Atmospheric heterogeneous reaction of chlorobenzene on mineral α-Fe2O3 particulates: a chamber experiment study

Despite the large emission of chlorinated volatile organic compounds (CVOCs) into the atmosphere, the ultimate fate of these compounds remains largely unknown. Herein, we explore the photochemical conversion of an important class of CVOCs, namely chlorobenzene (CB), on mineral a-Fe2O3 particulates under atmospheric relevant conditions. A series of chamber reactions composed of the CB with/without SO2 or NO2 are performed, followed by in situ diffuse reflectance infrared Fourier transform spectroscopy measurements and density functional theory calculations. We show that CB can be considerably degraded by a-Fe2O3 under light irradiation, whereas the reaction is markedly suppressed by adding SO2 or NO2 owing to their competitive adsorption and surface acidification.

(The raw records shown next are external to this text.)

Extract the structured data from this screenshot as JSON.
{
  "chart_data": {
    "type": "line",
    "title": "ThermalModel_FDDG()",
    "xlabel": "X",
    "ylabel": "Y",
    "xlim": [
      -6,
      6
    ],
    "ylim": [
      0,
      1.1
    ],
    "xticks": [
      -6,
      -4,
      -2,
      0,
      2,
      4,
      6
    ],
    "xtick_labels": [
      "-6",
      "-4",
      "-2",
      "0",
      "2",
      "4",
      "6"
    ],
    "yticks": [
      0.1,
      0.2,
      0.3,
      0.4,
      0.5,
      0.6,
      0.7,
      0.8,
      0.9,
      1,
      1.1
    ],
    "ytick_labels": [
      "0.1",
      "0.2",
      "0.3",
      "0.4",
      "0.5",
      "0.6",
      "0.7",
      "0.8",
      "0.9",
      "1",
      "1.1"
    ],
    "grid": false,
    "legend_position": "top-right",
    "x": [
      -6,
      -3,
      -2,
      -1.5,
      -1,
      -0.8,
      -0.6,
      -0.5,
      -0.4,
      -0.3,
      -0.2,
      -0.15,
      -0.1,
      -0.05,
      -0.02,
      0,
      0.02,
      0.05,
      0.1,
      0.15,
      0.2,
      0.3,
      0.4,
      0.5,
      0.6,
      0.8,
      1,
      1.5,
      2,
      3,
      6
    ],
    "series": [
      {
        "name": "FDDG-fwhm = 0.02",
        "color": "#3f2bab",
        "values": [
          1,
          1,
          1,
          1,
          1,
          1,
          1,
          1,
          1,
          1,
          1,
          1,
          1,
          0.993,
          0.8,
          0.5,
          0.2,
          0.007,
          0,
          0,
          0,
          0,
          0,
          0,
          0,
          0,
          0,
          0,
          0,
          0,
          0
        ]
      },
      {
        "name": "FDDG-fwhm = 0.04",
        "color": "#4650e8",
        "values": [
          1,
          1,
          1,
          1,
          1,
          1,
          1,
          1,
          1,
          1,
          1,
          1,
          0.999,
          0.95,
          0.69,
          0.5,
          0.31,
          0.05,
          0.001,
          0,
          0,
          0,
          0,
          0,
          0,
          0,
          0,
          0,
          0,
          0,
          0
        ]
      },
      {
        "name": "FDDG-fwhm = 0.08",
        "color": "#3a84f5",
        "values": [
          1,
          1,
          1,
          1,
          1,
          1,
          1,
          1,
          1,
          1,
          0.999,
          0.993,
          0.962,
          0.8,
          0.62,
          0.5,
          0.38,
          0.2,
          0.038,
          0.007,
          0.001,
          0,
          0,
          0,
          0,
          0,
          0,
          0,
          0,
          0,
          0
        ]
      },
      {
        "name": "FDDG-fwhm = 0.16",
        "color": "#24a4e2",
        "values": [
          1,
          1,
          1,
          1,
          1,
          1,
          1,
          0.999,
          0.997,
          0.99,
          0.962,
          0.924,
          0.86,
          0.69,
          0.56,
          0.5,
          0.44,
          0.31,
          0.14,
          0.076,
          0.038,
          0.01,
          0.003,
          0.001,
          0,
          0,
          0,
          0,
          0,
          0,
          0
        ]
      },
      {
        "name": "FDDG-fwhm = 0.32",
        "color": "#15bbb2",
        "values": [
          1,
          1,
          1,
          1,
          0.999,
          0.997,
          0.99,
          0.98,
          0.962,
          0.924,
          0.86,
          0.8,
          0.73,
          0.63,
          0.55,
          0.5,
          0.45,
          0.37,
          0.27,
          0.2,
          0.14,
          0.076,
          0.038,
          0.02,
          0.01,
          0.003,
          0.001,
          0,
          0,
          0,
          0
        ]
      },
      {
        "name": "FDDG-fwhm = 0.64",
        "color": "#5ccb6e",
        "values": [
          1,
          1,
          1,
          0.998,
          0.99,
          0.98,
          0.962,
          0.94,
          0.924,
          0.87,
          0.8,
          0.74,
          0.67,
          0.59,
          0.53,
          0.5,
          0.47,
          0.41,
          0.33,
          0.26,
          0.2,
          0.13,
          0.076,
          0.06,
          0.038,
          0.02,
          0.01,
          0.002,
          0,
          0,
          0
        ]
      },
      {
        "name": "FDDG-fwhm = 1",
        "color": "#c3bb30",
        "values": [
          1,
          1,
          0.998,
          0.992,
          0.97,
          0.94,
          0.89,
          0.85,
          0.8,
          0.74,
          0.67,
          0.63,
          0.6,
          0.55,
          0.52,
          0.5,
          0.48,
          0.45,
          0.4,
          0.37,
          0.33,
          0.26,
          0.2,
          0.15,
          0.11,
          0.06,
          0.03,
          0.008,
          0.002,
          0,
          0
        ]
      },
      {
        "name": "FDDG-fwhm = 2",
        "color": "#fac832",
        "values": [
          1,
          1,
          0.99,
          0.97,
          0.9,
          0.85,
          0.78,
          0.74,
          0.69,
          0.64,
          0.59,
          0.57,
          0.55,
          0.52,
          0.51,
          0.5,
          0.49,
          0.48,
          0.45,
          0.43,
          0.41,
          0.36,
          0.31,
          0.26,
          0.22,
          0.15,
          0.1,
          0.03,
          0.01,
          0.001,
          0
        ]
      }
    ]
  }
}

In particular, we discover that CB can be ultimately converted into polychlorinated dibenzo-p-dioxins and dibenzofurans (PCDD/Fs) under dark state or light irradiation, suggesting a possible origin of atmospheric PCDD/Fs from this overlooked photochemical source.

Automated summary

This study explores the photochemical conversion of chlorobenzene (CB), an important class of chlorinated volatile organic compounds (CVOCs), on mineral a-Fe2O3 particulates under atmospheric relevant conditions. It is found that CB can be significantly degraded by a-Fe2O3 under light irradiation, but the reaction is suppressed by the addition of SO2 or NO2 due to competitive adsorption and surface acidification. Additionally, CB can ultimately be converted into polychlorinated dibenzo-p-dioxins and dibenzofurans (PCDD/Fs) under dark or light conditions, providing a possible origin of atmospheric PCDD/Fs from this overlooked photochemical source.